Alerte sur la côte atlantique. À compter de ce mardi 26 août, une houle cyclonique va s’abattre sur le littoral français, notamment en Aquitaine. Causé par l’ex-ouragan Erin qui a menacé la côte est des États-Unis, ce «phénomène atypique» va provoquer des vagues d’environ 5 mètres de hauteur mardi et mercredi, prévient la préfecture maritime (Premar).
La dépression «générera une houle énergétique avec des vagues de 4 à 5 mètres sur les rivages atlantiques et d’entrée de Manche, avec une élévation du niveau de la mer pouvant créer des submersions locales, notamment au moment des pleines mers, soit le matin en Bretagne, le soir en Aquitaine», a alerté Météo-France. Au total, six départements ont été placés en vigilance jaune pour risques de vagues-submersion.
Des courants marins dangereux pour les baigneurs
Le phénomène est pris très au sérieux. La Premar a lancé un «message de prudence», craignant «un risque que les usagers de la mer sous-estiment la situation». Sur le littoral de la Nouvelle-Aquitaine, une alerte maximale aux baïnes, ces courants marins dangereux pour les baigneurs, a été émise pour la journée de mardi.

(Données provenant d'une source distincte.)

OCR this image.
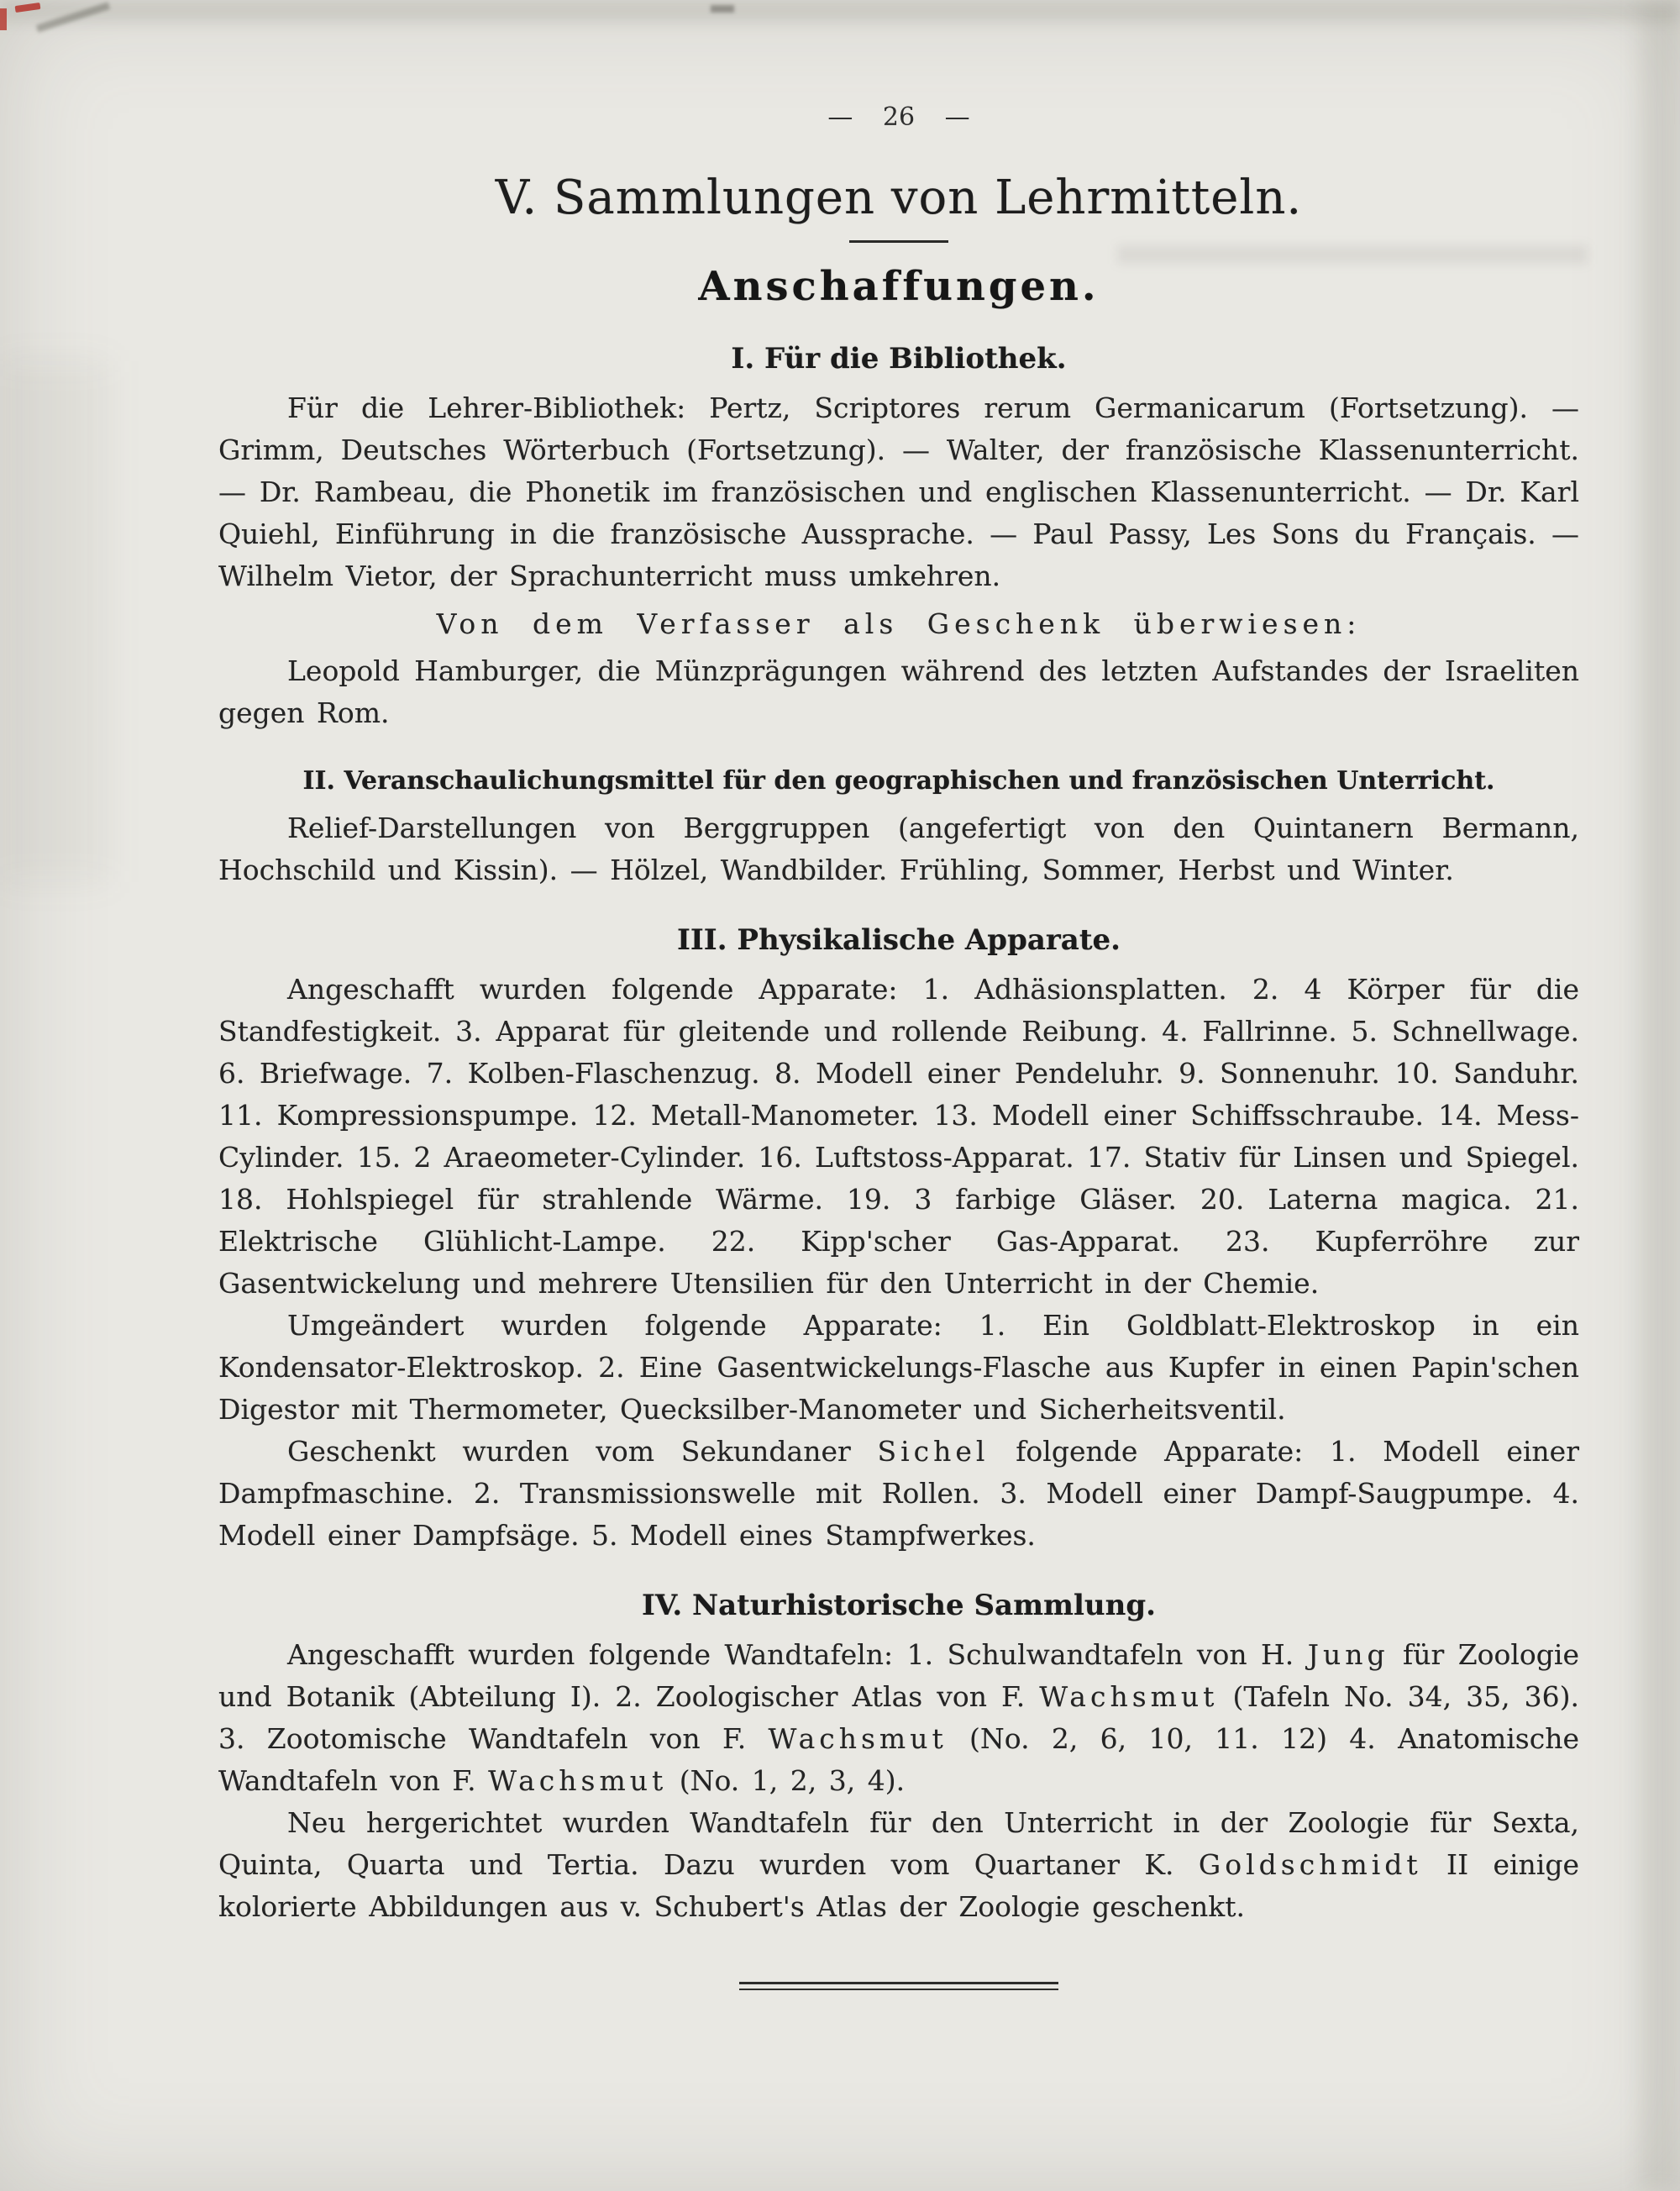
— 26 —
V. Sammlungen von Lehrmitteln.
Anschaffungen.
I. Für die Bibliothek.

Für die Lehrer-Bibliothek: Pertz, Scriptores rerum Germanicarum (Fortsetzung). — Grimm, Deutsches Wörterbuch (Fortsetzung). — Walter, der französische Klassenunterricht. — Dr. Rambeau, die Phonetik im französischen und englischen Klassenunterricht. — Dr. Karl Quiehl, Einführung in die französische Aussprache. — Paul Passy, Les Sons du Français. — Wilhelm Vietor, der Sprachunterricht muss umkehren.

Von dem Verfasser als Geschenk überwiesen:

Leopold Hamburger, die Münzprägungen während des letzten Aufstandes der Israeliten gegen Rom.

II. Veranschaulichungsmittel für den geographischen und französischen Unterricht.

Relief-Darstellungen von Berggruppen (angefertigt von den Quintanern Bermann, Hochschild und Kissin). — Hölzel, Wandbilder. Frühling, Sommer, Herbst und Winter.

III. Physikalische Apparate.

Angeschafft wurden folgende Apparate: 1. Adhäsionsplatten. 2. 4 Körper für die Standfestigkeit. 3. Apparat für gleitende und rollende Reibung. 4. Fallrinne. 5. Schnellwage. 6. Briefwage. 7. Kolben-Flaschenzug. 8. Modell einer Pendeluhr. 9. Sonnenuhr. 10. Sanduhr. 11. Kompressionspumpe. 12. Metall-Manometer. 13. Modell einer Schiffsschraube. 14. Mess-Cylinder. 15. 2 Araeometer-Cylinder. 16. Luftstoss-Apparat. 17. Stativ für Linsen und Spiegel. 18. Hohlspiegel für strahlende Wärme. 19. 3 farbige Gläser. 20. Laterna magica. 21. Elektrische Glühlicht-Lampe. 22. Kipp'scher Gas-Apparat. 23. Kupferröhre zur Gasentwickelung und mehrere Utensilien für den Unterricht in der Chemie.

Umgeändert wurden folgende Apparate: 1. Ein Goldblatt-Elektroskop in ein Kondensator-Elektroskop. 2. Eine Gasentwickelungs-Flasche aus Kupfer in einen Papin'schen Digestor mit Thermometer, Quecksilber-Manometer und Sicherheitsventil.

Geschenkt wurden vom Sekundaner Sichel folgende Apparate: 1. Modell einer Dampfmaschine. 2. Transmissionswelle mit Rollen. 3. Modell einer Dampf-Saugpumpe. 4. Modell einer Dampfsäge. 5. Modell eines Stampfwerkes.

IV. Naturhistorische Sammlung.

Angeschafft wurden folgende Wandtafeln: 1. Schulwandtafeln von H. Jung für Zoologie und Botanik (Abteilung I). 2. Zoologischer Atlas von F. Wachsmut (Tafeln No. 34, 35, 36). 3. Zootomische Wandtafeln von F. Wachsmut (No. 2, 6, 10, 11. 12) 4. Anatomische Wandtafeln von F. Wachsmut (No. 1, 2, 3, 4).

Neu hergerichtet wurden Wandtafeln für den Unterricht in der Zoologie für Sexta, Quinta, Quarta und Tertia. Dazu wurden vom Quartaner K. Goldschmidt II einige kolorierte Abbildungen aus v. Schubert's Atlas der Zoologie geschenkt.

Ici et là, les communes du littoral s’organisent pour protéger les vacanciers. Ainsi de la ville de Biscarosse (Landes) qui a pris un arrêté municipal pour acter la fermeture temporaire des plages jusqu’au 28 août au matin. «En raison des risques de houle cyclonique et de vagues-submersion, tous les accès aux plages seront totalement fermés et interdits à tous promeneurs, baigneurs, randonneurs, pêcheurs et à toutes activités sportives et nautiques», a précisé la mairie. Idem à Biarritz, à Saint-Jean-de-Luz, ou encore à Bidart et à Lacanau.
Pour l’heure, les autres communes du littoral basque attendent l’évolution de la situation pour brandir les drapeaux rouges sur leurs plages. À la plus grande joie des surfeurs qui, habitués aux conditions extrêmes, se préparent à mettre leur planche à l’eau.